(’s-Gravenhage 1909 - Roden 1998)
Pseudoniem van dichteres en schrijfster Margaretha Droogleever Fortuyn-Leenmans die in Leiden studeerde en later met haar man naar Groningen verhuisde. Vasalis debuteerde als prozaïst in het geschenk ter gelegenheid van de boekenweek van 1940, Drie novellen, een bundel waarin eveneens werk van Jan Campert en Egbert Eewijck is opgenomen. Voor dat moment had ze al enige gedichten gepubliceerd in verschillende tijdschriften. Haar eerste dichtbundel verscheen eveneens in 1940: Parken en woestijnen.
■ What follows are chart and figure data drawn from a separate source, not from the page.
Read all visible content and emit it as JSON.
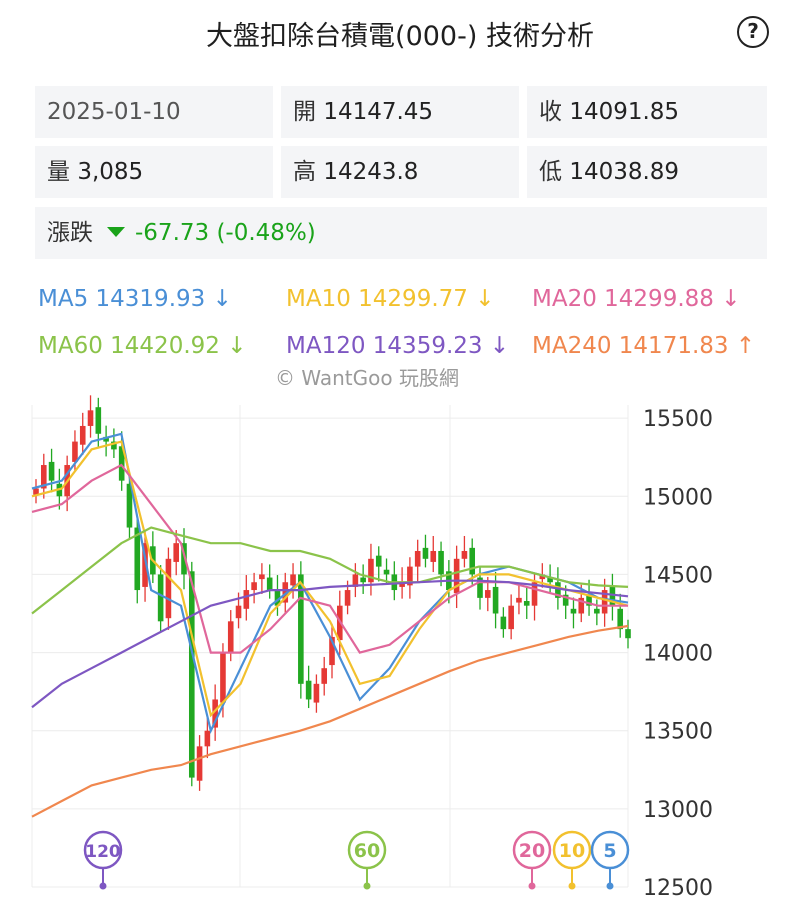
{
  "header": {
    "title": "大盤扣除台積電(000-) 技術分析",
    "help": "?"
  },
  "info": {
    "date": "2025-01-10",
    "open": {
      "label": "開",
      "value": "14147.45"
    },
    "close": {
      "label": "收",
      "value": "14091.85"
    },
    "volume": {
      "label": "量",
      "value": "3,085"
    },
    "high": {
      "label": "高",
      "value": "14243.8"
    },
    "low": {
      "label": "低",
      "value": "14038.89"
    },
    "change": {
      "label": "漲跌",
      "value": "-67.73 (-0.48%)"
    }
  },
  "ma_legend": [
    {
      "text": "MA5 14319.93 ↓",
      "color": "#4a8fd6"
    },
    {
      "text": "MA10 14299.77 ↓",
      "color": "#f2c12e"
    },
    {
      "text": "MA20 14299.88 ↓",
      "color": "#e0679b"
    },
    {
      "text": "MA60 14420.92 ↓",
      "color": "#8bc34a"
    },
    {
      "text": "MA120 14359.23 ↓",
      "color": "#7e57c2"
    },
    {
      "text": "MA240 14171.83 ↑",
      "color": "#f0874e"
    }
  ],
  "watermark": "© WantGoo 玩股網",
  "colors": {
    "up": "#e53935",
    "down": "#22a822",
    "grid": "#ececec"
  },
  "chart_data": {
    "type": "candlestick",
    "ylim": [
      12500,
      16000
    ],
    "yticks": [
      "12500",
      "13000",
      "13500",
      "14000",
      "14500",
      "15000",
      "15500",
      "16000"
    ],
    "close_approx": [
      15050,
      15200,
      15100,
      15000,
      15200,
      15350,
      15450,
      15550,
      15400,
      15350,
      15300,
      15100,
      14800,
      14400,
      14700,
      14500,
      14200,
      14600,
      14700,
      14500,
      13200,
      13400,
      13500,
      13700,
      14000,
      14200,
      14300,
      14400,
      14450,
      14500,
      14400,
      14300,
      14450,
      14500,
      13800,
      13700,
      13800,
      13900,
      14100,
      14300,
      14400,
      14500,
      14450,
      14600,
      14550,
      14500,
      14400,
      14450,
      14550,
      14650,
      14600,
      14650,
      14500,
      14400,
      14600,
      14650,
      14500,
      14350,
      14400,
      14250,
      14150,
      14300,
      14350,
      14300,
      14450,
      14500,
      14450,
      14350,
      14300,
      14250,
      14350,
      14300,
      14250,
      14400,
      14300,
      14150,
      14091.85
    ],
    "ma_lines": [
      {
        "name": "MA5",
        "color": "#4a8fd6",
        "points": [
          15050,
          15100,
          15350,
          15400,
          14400,
          14300,
          13500,
          13900,
          14300,
          14450,
          14100,
          13700,
          13900,
          14200,
          14400,
          14500,
          14550,
          14500,
          14450,
          14350,
          14320
        ]
      },
      {
        "name": "MA10",
        "color": "#f2c12e",
        "points": [
          15000,
          15050,
          15300,
          15350,
          14600,
          14400,
          13600,
          13800,
          14250,
          14450,
          14200,
          13800,
          13850,
          14150,
          14400,
          14500,
          14500,
          14450,
          14400,
          14350,
          14300
        ]
      },
      {
        "name": "MA20",
        "color": "#e0679b",
        "points": [
          14900,
          14950,
          15100,
          15200,
          14950,
          14700,
          14000,
          14000,
          14150,
          14350,
          14300,
          14000,
          14050,
          14200,
          14350,
          14450,
          14450,
          14400,
          14350,
          14300,
          14300
        ]
      },
      {
        "name": "MA60",
        "color": "#8bc34a",
        "points": [
          14250,
          14400,
          14550,
          14700,
          14800,
          14750,
          14700,
          14700,
          14650,
          14650,
          14600,
          14500,
          14450,
          14450,
          14500,
          14550,
          14550,
          14500,
          14450,
          14430,
          14420
        ]
      },
      {
        "name": "MA120",
        "color": "#7e57c2",
        "points": [
          13650,
          13800,
          13900,
          14000,
          14100,
          14200,
          14300,
          14350,
          14400,
          14400,
          14420,
          14430,
          14440,
          14450,
          14460,
          14460,
          14450,
          14430,
          14400,
          14380,
          14360
        ]
      },
      {
        "name": "MA240",
        "color": "#f0874e",
        "points": [
          12950,
          13050,
          13150,
          13200,
          13250,
          13280,
          13350,
          13400,
          13450,
          13500,
          13560,
          13640,
          13720,
          13800,
          13880,
          13950,
          14000,
          14050,
          14100,
          14140,
          14170
        ]
      }
    ],
    "period_markers": [
      {
        "label": "120",
        "color": "#7e57c2"
      },
      {
        "label": "60",
        "color": "#8bc34a"
      },
      {
        "label": "20",
        "color": "#e0679b"
      },
      {
        "label": "10",
        "color": "#f2c12e"
      },
      {
        "label": "5",
        "color": "#4a8fd6"
      }
    ]
  }
}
Daarna zouden nog slechts twee bundels van haar hand verschijnen, die tot de klassieken van de 20ste-eeuwse letterkunde worden gerekend: De vogel Phoenix (1947) en Vergezichten en gezichten (1954). Het werk van Vasalis is veelvuldig onderscheiden, o.a. met de Van der Hoogtprijs (1941), de Constantijn Huygensprijs (1974) en de P.C. Hooftprijs (1983).
Lit.: D. Kroon (red.), Ik heb nog geen ding van mijzelf bevrijd: een bundel opstellen over de poëzie van M. Vasalis (’s-Gravenhage 1983); P. van de Perre, M. Vasalis (Nijmegen 1980).